Adweek
Hearst's Road & Track unveils a serious editorial and design revamp with its May issue in order to "set the book apart from its car-obsessed competitors and give it a men's magazine feel," writes Emma Bazilian. The 66-year-old pub will feature "more lifestyle-focused content, from style coverage to restaurant recommendations for a road trip," and have a new logo and an added "emphasis on photography." The redesign has brought in more upcale advertisers, "both in the auto world as well as luxury goods manufacturers."
Crain's New York Business
Stats about the magazine industry in the first quarter of 2013 "suggest a big drop-off in activity for the magazine format in both print and digital media," writes Matthew Flamm. "Only 23 magazines launched in the first quarter of 2013, compared with 44 in the same period a year ago, but the number of titles that shut down between Jan. 1 and the end of March also dropped, according to figures released Monday by online database
MediaFinder.com"
Reuters
The Federal Communications Commission is asking for public comments on whether it should change its policies regarding nudity and profanity broadcast over TV and radio.
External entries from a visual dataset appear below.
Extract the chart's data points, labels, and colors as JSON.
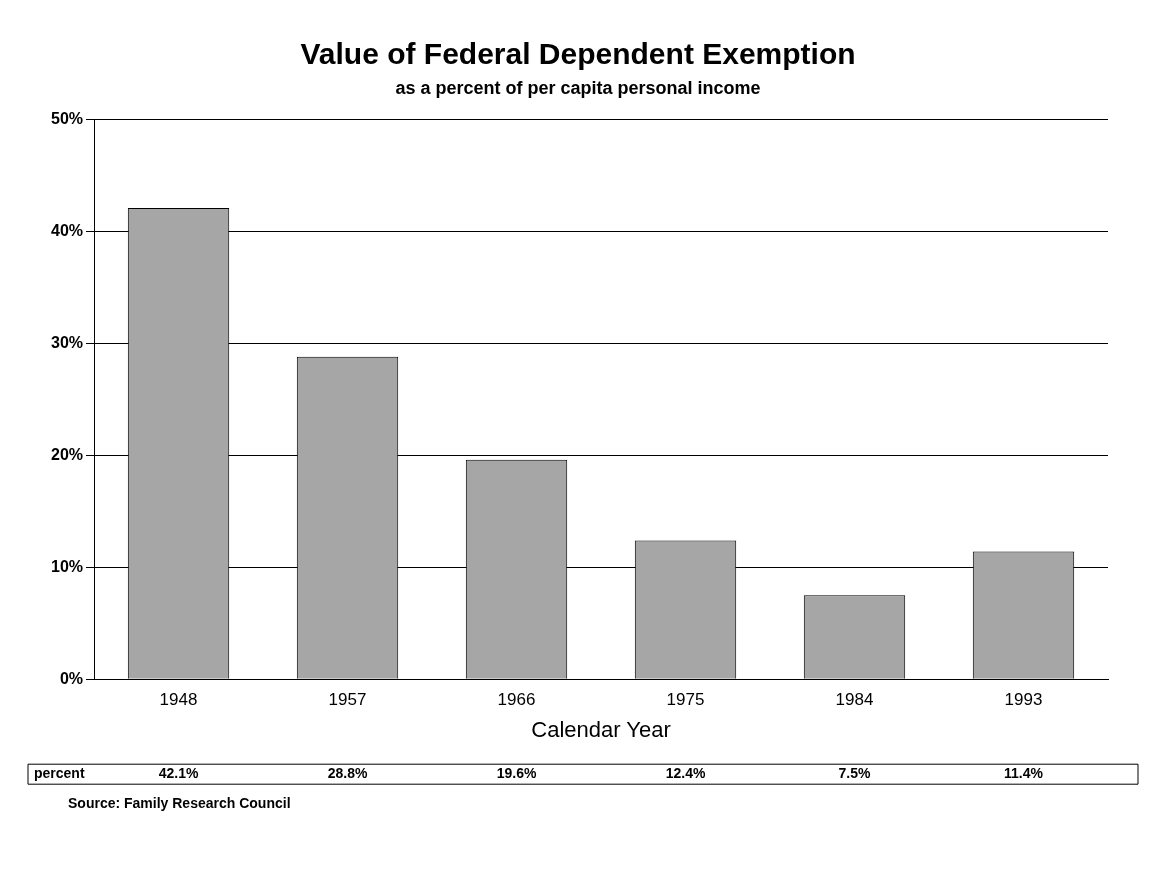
{
  "chart_data": {
    "type": "bar",
    "title": "Value of Federal Dependent Exemption",
    "subtitle": "as a percent of per capita personal income",
    "xlabel": "Calendar Year",
    "categories": [
      "1948",
      "1957",
      "1966",
      "1975",
      "1984",
      "1993"
    ],
    "values": [
      42.1,
      28.8,
      19.6,
      12.4,
      7.5,
      11.4
    ],
    "color": "#a6a6a6",
    "value_labels": [
      "42.1%",
      "28.8%",
      "19.6%",
      "12.4%",
      "7.5%",
      "11.4%"
    ],
    "ylim": [
      0,
      50
    ],
    "yticks": [
      {
        "value": 0,
        "label": "0%"
      },
      {
        "value": 10,
        "label": "10%"
      },
      {
        "value": 20,
        "label": "20%"
      },
      {
        "value": 30,
        "label": "30%"
      },
      {
        "value": 40,
        "label": "40%"
      },
      {
        "value": 50,
        "label": "50%"
      }
    ],
    "grid": "y",
    "legend": false,
    "annotations": [
      "percent",
      "Source: Family Research Council"
    ]
  }
}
Folks have 30 days to tell the commission whether, for example it "should treat cases of nudity in the same way as profanity, and whether 'deliberate and repetitive' use of expletives is necessary to prove indecency," according to Reuters.
Hitfix
Keeping to what we presume are the guidelines "Mad Men" creator Matt Weiner lays down when he sends out screeners, critic Alan Sepinwall writes a review of the two-hour premiere that avoids plot specifics, telling us little beyond the fact that the show "continues to be one of the most satisfying dramas in the history of the medium." So Don and Pete have a conversation, Roger says something enigmatically funny, and the generation gap between 20somethings and their elders is now more pronounced. Other critics may not obey Weiner's strictures so carefully -- so maybe by the end of the …
Venturebeat
A Comcast promotion in which "customers with an Xfinity TV account were granted access to full seasons of a slew of hit television shows" shows that viewers are ripe for binge-watching, writes Tom Cheredar. “We’re seeing double-digit percentage increases in views across platforms so far,” Comcast VP of video services Maggie Suniewick told Cheredar. "Hopefully the data will send a clear message to big cable providers that people are more interested in binge-watching good shows than watching four different version of essentially the same cable channel," according to Cheredar.
New York Times
Discovery's upcoming "biggest deal yet: a $1.7 billion acquisition of SBS Nordic, a Scandinavian programmer," is just part of a larger cable industry trend" of looking outside the U.S for growth, writes Amy Chozick. Since, according to one source, "TV in the U.S. is pretty well saturated,” other media companies owning cable channels have gone global, like News Corp. and Viacom, which "has in recent years expanded its footprint in Russia, Eastern Europe and Latin America."
Paid Content
How to get "Generation Mooch," 20-something college graduates used to getting content for free, to pay for products like premium TV and digital newspapers? Eliza Kern, part of this demo, suggests that HBO experiment with "low-cost subscriptions meant for recent graduates, that would get us used to paying
something but at rates more in line with our typical income levels. Maybe it means
creating or structuring content specifically for younger readers and their digital tastes, or
adopting micro-payments that remind us more of purchasing an iTunes song than a year-long subscription." What about newspapers? "While I personally pay …
Nieman Journalism Lab
The Wall Street Journal "is getting premium ad rates and substantial audience numbers" with Worldstream, which streams videos shot by reporters, according to a post by Nieman Journalism Lab's Caroline O'Donovan. The paper is "starting to contemplate some one-off sponsorships within our overarching video coverage of select events and stories," Tim Ware, WSJ director of mobile sales, tells O'Donovan.